Dibattito dell'ultimo minuto, stranamente pacato dopo le reciproche scaramucce dei giorni precedenti. Tutti, in linea di massima, soddisfatti del lavoro propagandistico svolto durante la campagna elettorale, consapevoli che, la sera del lunedì, saremmo stati ampiamente ripagati dal consenso popolare.
Bonaventura ripiegava l'ennesimo tabellone appoggiato sul muro della salumeria di Alberico, Bruno o Michelino si accendevano, se non erro, il solito puzzolente sigaro per darsi aria da Che Guevara, e noi controllavamo che lo striscione bianco con la fiamma tricolore rimanesse saldo tra il balcone di palazzo Sorrentino e la colonna della casa parrocchiale.
Si tirava a far tardi quasi per esorcizzare il furore adrenalinico e per far diradare la stanchezza di una serata intensa per le strade della costa, sicuri che le fiamme e le falci e martello avrebbero fatto bella vista di sé nei secoli dei secoli.
La mattina all'alba del sabato, solita scena: le due compagini in piazza per la verifica del lavoro certosino di qualche ora prima. I comunisti e i missini si dividevano gli itinerari, ma il risultato (ahimè) era lo stesso: una marea immensa, una teoria infinita di scudi crociati che, da Maiori a Pogerola, da Ravello a Scala lasciavano si e no intravvedere la punta di una fiamma e il manico di un martello.
Truppe d'assalto avevano coperto tutto e vanificato gli sforzi gagliardi di quella che pensavamo essere la meglio gioventù ravellese. Delle due, l'una: o avevano arruolato un esercito di gnomi che in meno di trecento secondi avevano coperto tutto il copribile o si erano ritenuti, al solito, aldi fuori e al di sopra della legge.

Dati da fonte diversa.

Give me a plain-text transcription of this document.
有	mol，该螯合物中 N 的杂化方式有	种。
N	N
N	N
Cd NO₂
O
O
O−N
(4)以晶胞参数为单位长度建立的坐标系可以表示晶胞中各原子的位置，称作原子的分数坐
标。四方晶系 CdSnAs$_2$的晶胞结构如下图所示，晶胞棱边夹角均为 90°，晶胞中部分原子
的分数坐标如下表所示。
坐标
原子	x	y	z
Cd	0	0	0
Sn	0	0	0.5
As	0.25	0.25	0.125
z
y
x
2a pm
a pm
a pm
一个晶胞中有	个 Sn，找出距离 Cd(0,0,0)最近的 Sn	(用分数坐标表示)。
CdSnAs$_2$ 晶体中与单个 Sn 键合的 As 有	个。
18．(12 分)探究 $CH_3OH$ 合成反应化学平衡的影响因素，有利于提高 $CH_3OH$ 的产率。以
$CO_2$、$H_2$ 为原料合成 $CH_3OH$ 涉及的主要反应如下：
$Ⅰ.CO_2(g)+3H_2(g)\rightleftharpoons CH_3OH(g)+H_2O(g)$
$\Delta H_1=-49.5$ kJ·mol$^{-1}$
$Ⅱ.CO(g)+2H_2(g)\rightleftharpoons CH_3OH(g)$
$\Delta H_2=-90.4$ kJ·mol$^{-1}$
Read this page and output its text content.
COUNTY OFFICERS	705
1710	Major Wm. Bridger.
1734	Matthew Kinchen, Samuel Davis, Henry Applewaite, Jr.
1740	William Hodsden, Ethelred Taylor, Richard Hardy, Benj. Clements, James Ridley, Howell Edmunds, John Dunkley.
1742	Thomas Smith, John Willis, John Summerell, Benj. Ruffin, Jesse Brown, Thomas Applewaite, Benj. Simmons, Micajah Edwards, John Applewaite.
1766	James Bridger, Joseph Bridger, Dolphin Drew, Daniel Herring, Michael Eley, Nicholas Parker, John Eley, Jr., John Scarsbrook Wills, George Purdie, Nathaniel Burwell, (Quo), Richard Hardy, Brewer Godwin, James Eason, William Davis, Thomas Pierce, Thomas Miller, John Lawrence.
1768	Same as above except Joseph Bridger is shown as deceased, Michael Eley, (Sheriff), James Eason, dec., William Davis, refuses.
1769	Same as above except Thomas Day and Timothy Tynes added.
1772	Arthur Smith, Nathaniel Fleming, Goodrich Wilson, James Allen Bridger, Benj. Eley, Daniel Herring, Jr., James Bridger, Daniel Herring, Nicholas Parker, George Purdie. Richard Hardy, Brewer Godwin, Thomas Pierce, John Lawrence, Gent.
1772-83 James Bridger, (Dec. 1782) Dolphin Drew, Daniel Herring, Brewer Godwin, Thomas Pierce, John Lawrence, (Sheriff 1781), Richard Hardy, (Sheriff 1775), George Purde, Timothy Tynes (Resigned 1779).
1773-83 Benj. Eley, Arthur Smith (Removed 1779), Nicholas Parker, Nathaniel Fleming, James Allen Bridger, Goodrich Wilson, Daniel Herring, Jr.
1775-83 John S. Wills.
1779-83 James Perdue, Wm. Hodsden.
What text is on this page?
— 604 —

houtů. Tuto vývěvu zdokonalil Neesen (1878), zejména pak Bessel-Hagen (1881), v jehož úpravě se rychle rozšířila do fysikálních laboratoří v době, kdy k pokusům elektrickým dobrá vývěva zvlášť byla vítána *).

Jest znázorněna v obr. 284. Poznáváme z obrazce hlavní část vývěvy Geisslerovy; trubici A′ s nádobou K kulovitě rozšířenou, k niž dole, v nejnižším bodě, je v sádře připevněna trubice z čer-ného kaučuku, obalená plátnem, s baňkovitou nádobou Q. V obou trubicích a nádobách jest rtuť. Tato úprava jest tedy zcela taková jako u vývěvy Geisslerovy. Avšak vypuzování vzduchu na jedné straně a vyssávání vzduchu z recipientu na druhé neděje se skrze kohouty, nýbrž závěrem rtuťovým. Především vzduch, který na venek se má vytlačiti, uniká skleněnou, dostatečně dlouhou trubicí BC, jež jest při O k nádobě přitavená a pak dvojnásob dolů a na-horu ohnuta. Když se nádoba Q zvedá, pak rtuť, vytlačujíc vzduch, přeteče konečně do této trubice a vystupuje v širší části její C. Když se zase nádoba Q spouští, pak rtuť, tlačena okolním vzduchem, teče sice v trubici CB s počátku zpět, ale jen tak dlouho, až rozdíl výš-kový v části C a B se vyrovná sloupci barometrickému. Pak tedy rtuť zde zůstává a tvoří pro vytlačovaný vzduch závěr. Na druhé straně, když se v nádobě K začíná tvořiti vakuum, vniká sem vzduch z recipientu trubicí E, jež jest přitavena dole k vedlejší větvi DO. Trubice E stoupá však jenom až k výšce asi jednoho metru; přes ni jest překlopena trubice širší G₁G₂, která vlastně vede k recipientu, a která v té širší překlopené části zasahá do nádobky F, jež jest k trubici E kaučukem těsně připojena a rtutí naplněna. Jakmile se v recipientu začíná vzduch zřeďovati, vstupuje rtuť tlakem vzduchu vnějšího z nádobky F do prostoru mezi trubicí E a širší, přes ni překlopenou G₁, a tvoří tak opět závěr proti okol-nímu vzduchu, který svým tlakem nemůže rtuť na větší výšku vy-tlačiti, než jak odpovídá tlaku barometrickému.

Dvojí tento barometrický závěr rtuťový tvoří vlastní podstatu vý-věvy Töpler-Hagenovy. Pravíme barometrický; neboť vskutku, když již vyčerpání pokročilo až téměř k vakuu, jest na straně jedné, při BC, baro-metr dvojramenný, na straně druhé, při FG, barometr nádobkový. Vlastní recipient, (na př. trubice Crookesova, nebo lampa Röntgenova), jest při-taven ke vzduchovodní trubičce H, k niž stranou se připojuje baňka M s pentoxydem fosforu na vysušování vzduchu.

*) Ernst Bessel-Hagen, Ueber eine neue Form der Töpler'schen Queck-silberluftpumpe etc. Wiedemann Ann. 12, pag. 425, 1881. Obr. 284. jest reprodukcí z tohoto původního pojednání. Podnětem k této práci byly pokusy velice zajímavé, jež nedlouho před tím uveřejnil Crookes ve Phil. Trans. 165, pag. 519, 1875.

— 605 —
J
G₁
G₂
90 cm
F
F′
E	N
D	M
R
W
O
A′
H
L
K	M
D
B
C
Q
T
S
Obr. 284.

Come mai, caro Bruno - avversario acerrimo di un tempo e amico, sodale di oggi -, sono stato colto da questo improvviso empito di ricordi tra il nostalgico e il malinconico?
Ti sembrerà strano ma ieri sera, tornando a casa, ho visto su un tabellone arrugginito un manifesto per le Elezioni Europee a sfondo blu, con in evidenza una grande falce e martello e con una scritta che sembrava provenire da un vecchio negozio di antiquariato "Vota Comunista". Pensa, mi sono quasi commosso penando alla melassa attuale dove non si sa più chi sono e quali ideali sostengono quelli che dicono di rappresentarti e ti trovi a cercare con la lente di ingrandimento una fiammella piccola piccola quasi nascosta fra giganteschi nomi e sigle di partiti che stenti a sentire come tuoi.
"Formidabili quegli anni" era il titolo di un libro di uno a cui non avrei pensato, nemmeno lontanamente, di dare ragione tanto eravamo diversi, distinti e distanti.
Chissà, mi son risposto, forse quegli anni erano formidabili solo perché, come diceva qualcuno: "In ogni persona anziana (come me e te ) c'è una persona più giovane che si sta chiedendo cosa diavolo sia successo".